I would like to have each block do one pixel (i.e. for an image 512*512 the grid dimension is (512,512) ) and each thread do one (r,alpha) . Like that I can icrement my result table without risk of writing in a same memory space.

I have the same problem but I don’t understand why

When I do that It’s running perfectly

__global__ void 

for(c=1;c<numberColumn;c++)

	{

  for(r=1;r<numberRow;r++)

  {

  	if(imgIn[c+(r*nc)]>=t)

  	{

    HoughKernel<<<1,384>>>(imgOut,c,r,xc,yc,rmax, anglemax);

  	}

  }

	}

HoughKernel(int *imgOut,int c,int r,int xc,int yc,int rmax,int anglemax)

{

	int numAngle = threadIdx.x + blockIdx.x*blockDim.x;

	int ra;

	double conv = 3.1415926535/180.0;

	

	double angle = (double)((double)numAngle*360.0/(double)anglemax)*(double)conv/2.0;

	

	double sinus   = sin(angle);

	double cosinus = cos(angle);

	

	double rr =((double)yc-(double)r)*sinus+((double)c-(double)xc)*cosinus;

  

	if (rr<0.0) {ra=(int)rr;}

	else {ra=(int)rr+1;}

	

	imgOut[numAngle+((rmax+ra)*360)]++;

}

But When I do that, which is the same but I go in my image in the Device

I have the result always change

dim3 dimGrid(512,512,1);

dim3 dimBlock(384,1,1);

  	

Hough<<<dimGrid, dimBlock>>>(Outdata, odata, ih, iw,rmax, 384);

__global__ void 

Hough(int* imgOut, unsigned char* imgIn, int nr, int nc,int rmax, int angle_max){

	double rr = 0.0;

	int POSY = blockIdx.x;

	int POSX = blockIdx.y;

	int yc = nr / 2;

	int xc = nc / 2;

	

	if (imgIn[POSX+POSY*nc]==0xff)

	{

	

  int numAngle = threadIdx.x;

  int ra;

  double conv = 3.1415926535/180.0;

 double angle = (double)((double)numAngle*360.0/(double)angle_max)*(double)conv/2.0;

	

  double sinus   = sin(angle);

  double cosinus = cos(angle);

	

  rr =((double)yc-(double)POSY)*sinus+((double)POSX-(double)xc)*cosinus;

	

  if (rr<0.0) {ra=(int)rr;}

  else {ra=(int)rr+1;}

	

  imgOut[numAngle+((rmax+ra)*360)]++;

	}

}

It 's the same thing but It does not return the same result External Image

this makes no sense unless some block are execute in the same time, but I tought that that block are execute one by one.

External Image

No, it is not the same. In the first case you have one block running at the same time, in the second case 512*512 blocks that will all try to write to the same output-pixel at the same time.

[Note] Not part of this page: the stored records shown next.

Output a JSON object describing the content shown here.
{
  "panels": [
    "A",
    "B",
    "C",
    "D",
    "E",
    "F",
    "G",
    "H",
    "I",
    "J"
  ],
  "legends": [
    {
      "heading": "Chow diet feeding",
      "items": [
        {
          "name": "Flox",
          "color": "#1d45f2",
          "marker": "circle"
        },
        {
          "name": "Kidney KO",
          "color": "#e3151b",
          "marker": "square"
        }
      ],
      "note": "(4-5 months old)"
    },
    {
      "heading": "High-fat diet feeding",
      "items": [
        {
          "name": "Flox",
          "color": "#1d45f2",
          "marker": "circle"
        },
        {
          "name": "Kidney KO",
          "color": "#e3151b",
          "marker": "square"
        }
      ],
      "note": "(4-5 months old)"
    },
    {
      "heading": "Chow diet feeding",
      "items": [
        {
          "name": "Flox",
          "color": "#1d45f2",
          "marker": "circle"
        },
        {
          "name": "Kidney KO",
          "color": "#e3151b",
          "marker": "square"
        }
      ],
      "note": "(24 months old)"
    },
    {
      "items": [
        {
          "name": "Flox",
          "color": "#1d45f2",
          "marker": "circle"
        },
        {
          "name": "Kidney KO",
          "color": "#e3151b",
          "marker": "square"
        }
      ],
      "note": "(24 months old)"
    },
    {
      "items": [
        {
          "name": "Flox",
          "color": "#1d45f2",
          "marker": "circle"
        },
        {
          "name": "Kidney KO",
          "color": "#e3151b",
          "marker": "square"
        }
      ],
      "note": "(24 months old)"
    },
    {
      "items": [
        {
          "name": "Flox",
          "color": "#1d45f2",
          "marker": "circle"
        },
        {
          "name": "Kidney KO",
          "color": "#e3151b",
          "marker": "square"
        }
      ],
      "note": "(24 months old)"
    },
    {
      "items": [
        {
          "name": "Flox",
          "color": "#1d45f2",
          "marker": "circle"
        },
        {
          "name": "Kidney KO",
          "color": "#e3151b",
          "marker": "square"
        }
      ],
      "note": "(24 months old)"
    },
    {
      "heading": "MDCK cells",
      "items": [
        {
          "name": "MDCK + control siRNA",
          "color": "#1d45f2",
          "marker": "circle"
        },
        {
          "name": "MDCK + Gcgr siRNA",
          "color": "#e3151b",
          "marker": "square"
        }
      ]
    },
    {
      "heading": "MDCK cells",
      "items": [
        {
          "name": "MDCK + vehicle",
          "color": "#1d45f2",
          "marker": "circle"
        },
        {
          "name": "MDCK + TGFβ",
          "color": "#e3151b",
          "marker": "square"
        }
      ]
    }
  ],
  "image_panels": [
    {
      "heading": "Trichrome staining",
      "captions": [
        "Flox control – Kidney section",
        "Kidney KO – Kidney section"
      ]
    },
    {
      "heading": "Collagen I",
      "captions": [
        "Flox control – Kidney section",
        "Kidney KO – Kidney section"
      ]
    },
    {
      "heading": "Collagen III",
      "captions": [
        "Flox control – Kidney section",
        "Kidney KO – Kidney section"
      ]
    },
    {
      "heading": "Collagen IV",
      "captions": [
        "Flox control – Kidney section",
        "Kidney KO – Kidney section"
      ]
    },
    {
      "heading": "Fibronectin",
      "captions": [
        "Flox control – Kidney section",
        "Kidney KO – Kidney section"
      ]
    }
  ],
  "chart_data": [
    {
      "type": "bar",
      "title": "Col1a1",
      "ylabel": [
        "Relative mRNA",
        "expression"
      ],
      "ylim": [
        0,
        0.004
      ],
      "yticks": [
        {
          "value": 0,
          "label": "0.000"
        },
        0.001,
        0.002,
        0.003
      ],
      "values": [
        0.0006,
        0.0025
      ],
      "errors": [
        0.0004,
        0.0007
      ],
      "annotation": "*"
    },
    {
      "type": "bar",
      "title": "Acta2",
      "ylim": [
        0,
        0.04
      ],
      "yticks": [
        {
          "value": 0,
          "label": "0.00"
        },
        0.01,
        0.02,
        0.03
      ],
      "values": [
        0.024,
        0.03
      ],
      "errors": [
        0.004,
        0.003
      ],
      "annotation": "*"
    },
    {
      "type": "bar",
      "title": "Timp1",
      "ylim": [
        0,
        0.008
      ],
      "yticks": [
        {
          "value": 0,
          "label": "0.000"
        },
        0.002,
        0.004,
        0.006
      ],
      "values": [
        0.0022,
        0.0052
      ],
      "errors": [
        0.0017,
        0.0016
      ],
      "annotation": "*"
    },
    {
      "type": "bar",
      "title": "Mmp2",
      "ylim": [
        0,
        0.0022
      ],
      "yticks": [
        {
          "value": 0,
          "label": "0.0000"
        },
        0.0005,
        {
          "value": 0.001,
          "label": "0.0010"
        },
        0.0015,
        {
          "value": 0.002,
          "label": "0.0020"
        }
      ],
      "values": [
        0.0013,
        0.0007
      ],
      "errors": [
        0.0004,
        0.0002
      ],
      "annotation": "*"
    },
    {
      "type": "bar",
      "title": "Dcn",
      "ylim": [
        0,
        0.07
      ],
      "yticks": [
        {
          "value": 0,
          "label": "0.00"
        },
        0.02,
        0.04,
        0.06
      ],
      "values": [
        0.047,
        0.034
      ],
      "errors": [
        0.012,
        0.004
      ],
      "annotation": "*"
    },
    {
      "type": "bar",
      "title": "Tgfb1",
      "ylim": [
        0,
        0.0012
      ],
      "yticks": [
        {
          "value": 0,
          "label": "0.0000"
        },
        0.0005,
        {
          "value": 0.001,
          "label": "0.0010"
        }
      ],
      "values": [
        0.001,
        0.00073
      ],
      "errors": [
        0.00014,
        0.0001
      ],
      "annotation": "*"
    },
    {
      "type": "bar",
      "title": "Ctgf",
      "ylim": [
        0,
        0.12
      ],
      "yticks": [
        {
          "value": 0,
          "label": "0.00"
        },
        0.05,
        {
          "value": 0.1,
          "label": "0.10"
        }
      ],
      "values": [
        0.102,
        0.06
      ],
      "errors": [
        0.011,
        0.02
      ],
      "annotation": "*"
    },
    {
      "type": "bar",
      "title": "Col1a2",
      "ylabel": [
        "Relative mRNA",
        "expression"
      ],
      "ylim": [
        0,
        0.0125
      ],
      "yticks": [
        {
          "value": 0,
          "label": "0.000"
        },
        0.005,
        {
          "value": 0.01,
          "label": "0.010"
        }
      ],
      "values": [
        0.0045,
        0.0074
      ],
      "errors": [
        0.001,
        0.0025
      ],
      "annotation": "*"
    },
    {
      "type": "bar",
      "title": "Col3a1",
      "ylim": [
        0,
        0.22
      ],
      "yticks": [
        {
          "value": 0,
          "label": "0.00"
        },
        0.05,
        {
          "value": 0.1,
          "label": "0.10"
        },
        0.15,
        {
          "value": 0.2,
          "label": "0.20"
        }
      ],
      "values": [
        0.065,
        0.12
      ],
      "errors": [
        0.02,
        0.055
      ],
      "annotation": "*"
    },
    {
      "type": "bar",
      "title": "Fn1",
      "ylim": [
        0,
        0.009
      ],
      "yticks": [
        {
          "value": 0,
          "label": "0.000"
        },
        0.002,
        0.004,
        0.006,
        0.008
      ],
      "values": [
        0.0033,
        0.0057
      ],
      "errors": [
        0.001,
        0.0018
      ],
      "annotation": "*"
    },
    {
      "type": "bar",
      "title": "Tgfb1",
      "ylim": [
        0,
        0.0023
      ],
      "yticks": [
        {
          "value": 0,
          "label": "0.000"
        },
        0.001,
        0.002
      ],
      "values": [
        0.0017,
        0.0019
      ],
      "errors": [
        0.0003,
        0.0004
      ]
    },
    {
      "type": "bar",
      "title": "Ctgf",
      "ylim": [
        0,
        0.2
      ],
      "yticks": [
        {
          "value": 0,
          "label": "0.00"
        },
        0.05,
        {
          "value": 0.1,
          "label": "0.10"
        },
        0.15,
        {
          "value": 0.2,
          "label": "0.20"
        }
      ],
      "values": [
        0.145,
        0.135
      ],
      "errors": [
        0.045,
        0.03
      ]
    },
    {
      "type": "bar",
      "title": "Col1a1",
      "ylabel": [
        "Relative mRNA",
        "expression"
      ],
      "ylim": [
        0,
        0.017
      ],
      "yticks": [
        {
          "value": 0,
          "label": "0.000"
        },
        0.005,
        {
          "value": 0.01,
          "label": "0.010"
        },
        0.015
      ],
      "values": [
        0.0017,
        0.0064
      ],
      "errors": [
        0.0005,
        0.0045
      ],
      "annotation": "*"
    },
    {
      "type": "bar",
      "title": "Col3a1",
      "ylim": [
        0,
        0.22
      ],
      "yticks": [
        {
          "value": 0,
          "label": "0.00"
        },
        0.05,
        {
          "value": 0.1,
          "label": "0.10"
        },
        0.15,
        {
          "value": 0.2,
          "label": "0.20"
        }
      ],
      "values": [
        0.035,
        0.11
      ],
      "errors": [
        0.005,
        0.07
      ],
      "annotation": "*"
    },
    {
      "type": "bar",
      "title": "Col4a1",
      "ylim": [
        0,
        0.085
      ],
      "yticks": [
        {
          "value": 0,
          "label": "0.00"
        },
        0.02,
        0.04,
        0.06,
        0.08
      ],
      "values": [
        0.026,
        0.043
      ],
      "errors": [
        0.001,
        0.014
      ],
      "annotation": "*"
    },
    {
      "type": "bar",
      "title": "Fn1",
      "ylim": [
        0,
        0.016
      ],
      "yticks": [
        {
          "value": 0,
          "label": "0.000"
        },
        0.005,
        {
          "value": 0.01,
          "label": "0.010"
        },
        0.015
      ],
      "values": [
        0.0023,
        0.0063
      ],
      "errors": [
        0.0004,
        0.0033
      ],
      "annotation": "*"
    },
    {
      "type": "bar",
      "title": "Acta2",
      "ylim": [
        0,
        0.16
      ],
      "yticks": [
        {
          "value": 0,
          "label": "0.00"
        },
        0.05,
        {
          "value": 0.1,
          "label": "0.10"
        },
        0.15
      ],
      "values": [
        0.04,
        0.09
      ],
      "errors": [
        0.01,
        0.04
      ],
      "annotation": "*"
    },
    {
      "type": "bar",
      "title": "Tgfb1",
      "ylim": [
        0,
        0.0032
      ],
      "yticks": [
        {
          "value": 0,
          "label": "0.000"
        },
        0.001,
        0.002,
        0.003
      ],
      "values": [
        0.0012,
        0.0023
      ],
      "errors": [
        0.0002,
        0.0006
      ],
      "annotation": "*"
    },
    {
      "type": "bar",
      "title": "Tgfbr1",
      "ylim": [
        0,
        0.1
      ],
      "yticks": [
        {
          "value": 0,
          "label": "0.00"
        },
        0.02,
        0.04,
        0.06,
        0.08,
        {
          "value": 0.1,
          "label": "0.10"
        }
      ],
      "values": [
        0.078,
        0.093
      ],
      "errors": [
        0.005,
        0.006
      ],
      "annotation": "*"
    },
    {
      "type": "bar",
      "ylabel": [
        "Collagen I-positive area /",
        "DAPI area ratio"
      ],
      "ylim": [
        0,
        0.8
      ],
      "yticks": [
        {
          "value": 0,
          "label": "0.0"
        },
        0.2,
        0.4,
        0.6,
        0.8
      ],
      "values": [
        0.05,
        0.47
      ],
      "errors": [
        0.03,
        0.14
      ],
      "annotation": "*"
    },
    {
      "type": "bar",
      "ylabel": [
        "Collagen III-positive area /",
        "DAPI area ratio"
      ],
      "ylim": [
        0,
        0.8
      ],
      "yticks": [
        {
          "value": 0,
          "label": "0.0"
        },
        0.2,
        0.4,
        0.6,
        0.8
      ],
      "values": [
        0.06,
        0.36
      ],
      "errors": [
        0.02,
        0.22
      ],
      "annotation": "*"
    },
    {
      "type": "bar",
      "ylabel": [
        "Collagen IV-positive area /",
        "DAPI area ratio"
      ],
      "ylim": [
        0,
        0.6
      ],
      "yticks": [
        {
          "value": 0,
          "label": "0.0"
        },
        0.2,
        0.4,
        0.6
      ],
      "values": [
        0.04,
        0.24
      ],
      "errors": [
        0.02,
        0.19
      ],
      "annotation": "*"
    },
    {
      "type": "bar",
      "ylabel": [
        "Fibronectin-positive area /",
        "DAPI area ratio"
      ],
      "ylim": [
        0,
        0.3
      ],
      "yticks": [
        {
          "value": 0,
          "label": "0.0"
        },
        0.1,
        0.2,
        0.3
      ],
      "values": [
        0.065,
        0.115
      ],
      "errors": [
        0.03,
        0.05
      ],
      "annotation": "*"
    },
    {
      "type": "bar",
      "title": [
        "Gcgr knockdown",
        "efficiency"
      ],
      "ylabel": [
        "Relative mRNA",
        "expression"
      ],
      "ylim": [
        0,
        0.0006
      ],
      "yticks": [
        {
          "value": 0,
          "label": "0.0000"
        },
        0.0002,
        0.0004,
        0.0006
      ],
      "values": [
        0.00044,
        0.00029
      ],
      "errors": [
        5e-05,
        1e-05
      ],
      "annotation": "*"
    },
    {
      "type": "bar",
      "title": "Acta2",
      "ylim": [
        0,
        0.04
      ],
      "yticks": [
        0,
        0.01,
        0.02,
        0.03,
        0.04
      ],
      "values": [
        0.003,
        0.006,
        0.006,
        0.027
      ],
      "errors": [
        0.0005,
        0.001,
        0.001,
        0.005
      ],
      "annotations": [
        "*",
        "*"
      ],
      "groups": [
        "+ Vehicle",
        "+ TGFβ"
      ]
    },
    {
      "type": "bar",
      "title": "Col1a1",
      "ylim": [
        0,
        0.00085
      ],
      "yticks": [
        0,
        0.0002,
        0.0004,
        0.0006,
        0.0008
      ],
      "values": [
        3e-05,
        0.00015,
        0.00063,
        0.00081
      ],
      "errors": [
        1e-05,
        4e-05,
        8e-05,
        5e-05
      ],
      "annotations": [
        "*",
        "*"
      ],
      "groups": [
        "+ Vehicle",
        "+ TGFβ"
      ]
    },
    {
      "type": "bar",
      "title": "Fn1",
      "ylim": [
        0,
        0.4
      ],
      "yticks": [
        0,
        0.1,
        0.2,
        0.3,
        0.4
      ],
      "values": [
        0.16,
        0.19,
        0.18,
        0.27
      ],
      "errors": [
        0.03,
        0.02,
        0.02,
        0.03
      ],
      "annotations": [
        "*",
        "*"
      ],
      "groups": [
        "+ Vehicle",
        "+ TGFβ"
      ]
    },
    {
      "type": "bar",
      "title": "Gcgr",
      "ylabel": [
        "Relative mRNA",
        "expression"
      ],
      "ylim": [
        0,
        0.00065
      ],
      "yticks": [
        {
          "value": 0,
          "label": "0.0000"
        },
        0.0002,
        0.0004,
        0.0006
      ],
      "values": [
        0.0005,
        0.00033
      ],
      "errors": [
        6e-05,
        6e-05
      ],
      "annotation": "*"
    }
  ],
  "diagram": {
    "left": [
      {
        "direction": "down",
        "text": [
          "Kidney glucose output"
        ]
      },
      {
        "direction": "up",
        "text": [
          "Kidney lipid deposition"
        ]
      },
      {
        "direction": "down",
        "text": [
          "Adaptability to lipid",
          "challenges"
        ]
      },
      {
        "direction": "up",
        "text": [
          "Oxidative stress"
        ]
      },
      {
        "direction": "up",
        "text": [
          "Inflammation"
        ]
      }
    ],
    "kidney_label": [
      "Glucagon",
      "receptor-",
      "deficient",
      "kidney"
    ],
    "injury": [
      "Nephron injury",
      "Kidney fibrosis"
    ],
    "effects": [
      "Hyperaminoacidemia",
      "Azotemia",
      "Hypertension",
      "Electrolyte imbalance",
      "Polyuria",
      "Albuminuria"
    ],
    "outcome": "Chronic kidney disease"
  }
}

You should have each thread do one output-pixel (so one r,alpha) and loop within the thread over all of the input-image for an easy method.

Or (faster but more tricky) you should have each BLOCK do one output-pixel. Then you can have the threads in a block do the various input-pixels (each will do num_input_pixels/num_threads_per_block) and then within the block calculate the sum by means of a reduction, and then write the result of the reduction to the output-pixel.